Deze angst laat me pijnlijk duidelijk zien hoezeer ik geloof hecht aan mijn denkbeeldige afgescheidenheid. Ik meen dat ik een machteloos entiteitje bent dat is overgeleverd aan de grillen van de wereld. Binnen deze wereld moet alles gaan zoals ik wil. Ik zie bedreigingen van mijn ikje die ik meen te moeten voorkomen. Alles moet optimaal verlopen en anders denk ik dat ik ongelukkig word. Ik verlang de vrede van God (WB 185) maar heb hier een heel eigen voorstelling van. Ik geloof dat deze vrede van God een situatie is waarin mijn ikje onbedreigd is en van alle kanten optimaal gepamperd wordt. Maar dit verlangen leidt niet naar de hemel maar naar een hel vol van zorgen en angst.

De gevaren die ik in de denkbeeldige toekomst meen te zien zijn slechts projecties van het gevaar dat ik meen te zien in de liefde van God. Onbewust meen ik weggevaagd te worden als ik mijn hart open voor de liefde van Hem. Ik vecht hiertegen, kies voor de denkbeeldige bunker van mijn ikje dat ik meen te kunnen beschermen tegen denkbeeldige gevaren buiten mij en in de toekomst. Er lijken legio gevaren in de wereld te zijn maar het gaat allemaal terug op die ene vergissing: ik besta los van God en moet me tegen Hem verzetten.

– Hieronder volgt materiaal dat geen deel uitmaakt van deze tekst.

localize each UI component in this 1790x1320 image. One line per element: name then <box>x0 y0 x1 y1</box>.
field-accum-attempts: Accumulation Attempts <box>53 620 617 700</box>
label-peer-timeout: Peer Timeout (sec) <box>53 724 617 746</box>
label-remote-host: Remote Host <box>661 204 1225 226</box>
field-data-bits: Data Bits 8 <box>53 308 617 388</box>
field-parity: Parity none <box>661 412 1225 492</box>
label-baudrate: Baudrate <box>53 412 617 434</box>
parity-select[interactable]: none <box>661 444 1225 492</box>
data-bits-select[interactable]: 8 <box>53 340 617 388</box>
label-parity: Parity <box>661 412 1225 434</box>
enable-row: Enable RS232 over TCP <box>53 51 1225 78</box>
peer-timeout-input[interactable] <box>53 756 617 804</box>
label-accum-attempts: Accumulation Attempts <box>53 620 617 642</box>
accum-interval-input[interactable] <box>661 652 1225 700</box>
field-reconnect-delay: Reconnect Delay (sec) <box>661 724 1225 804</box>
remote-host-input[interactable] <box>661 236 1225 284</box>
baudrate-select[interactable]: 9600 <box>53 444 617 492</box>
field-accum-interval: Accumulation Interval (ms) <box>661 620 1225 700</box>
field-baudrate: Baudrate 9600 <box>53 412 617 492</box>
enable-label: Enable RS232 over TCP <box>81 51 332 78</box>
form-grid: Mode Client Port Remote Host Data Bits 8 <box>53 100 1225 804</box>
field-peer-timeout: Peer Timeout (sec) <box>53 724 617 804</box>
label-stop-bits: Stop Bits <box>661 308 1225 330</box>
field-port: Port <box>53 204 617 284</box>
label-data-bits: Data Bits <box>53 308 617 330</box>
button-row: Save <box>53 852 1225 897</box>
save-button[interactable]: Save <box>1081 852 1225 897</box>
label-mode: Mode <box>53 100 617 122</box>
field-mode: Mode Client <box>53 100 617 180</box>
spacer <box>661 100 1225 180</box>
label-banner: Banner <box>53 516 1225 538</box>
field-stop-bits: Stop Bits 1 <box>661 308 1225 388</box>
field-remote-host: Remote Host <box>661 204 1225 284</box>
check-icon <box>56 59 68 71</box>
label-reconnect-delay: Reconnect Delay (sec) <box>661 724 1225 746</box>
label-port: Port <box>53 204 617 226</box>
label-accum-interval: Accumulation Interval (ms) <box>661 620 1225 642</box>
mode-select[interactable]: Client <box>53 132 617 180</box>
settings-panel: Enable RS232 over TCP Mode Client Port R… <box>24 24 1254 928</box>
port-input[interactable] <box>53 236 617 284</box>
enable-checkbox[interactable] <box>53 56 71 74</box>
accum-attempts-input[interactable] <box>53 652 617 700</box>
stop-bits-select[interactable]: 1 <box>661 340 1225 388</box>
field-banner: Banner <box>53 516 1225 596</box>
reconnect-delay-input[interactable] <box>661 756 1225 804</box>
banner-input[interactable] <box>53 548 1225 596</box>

God is geen vijand, anderen zijn geen vijand, er is geen vijandige wereld en er is geen vijandig en onwillig lichaam met kwalen. Ík kies ervoor om me dit in te beelden, om dit te geloven. Maar nu wil ik stil zijn en mijn angst voor liefde zien en aan Zijn voeten leggen. Ik wil de projecties van angst in de vorm van angst voor onbekende gebeurtenissen samen met Hem doorzien als angst voor onbegrensdheid, voor liefde. En dan stop ik met vechten en geef me over. Aan Hem, in vertrouwen dat Hij me allang gegeven heb wat ik zo naarstig buiten me zoek. Zijn Liefde, Zijn vrede. Ik verlang om niet meer te vechten tegen de vrede van God. Hier ben ik Heer.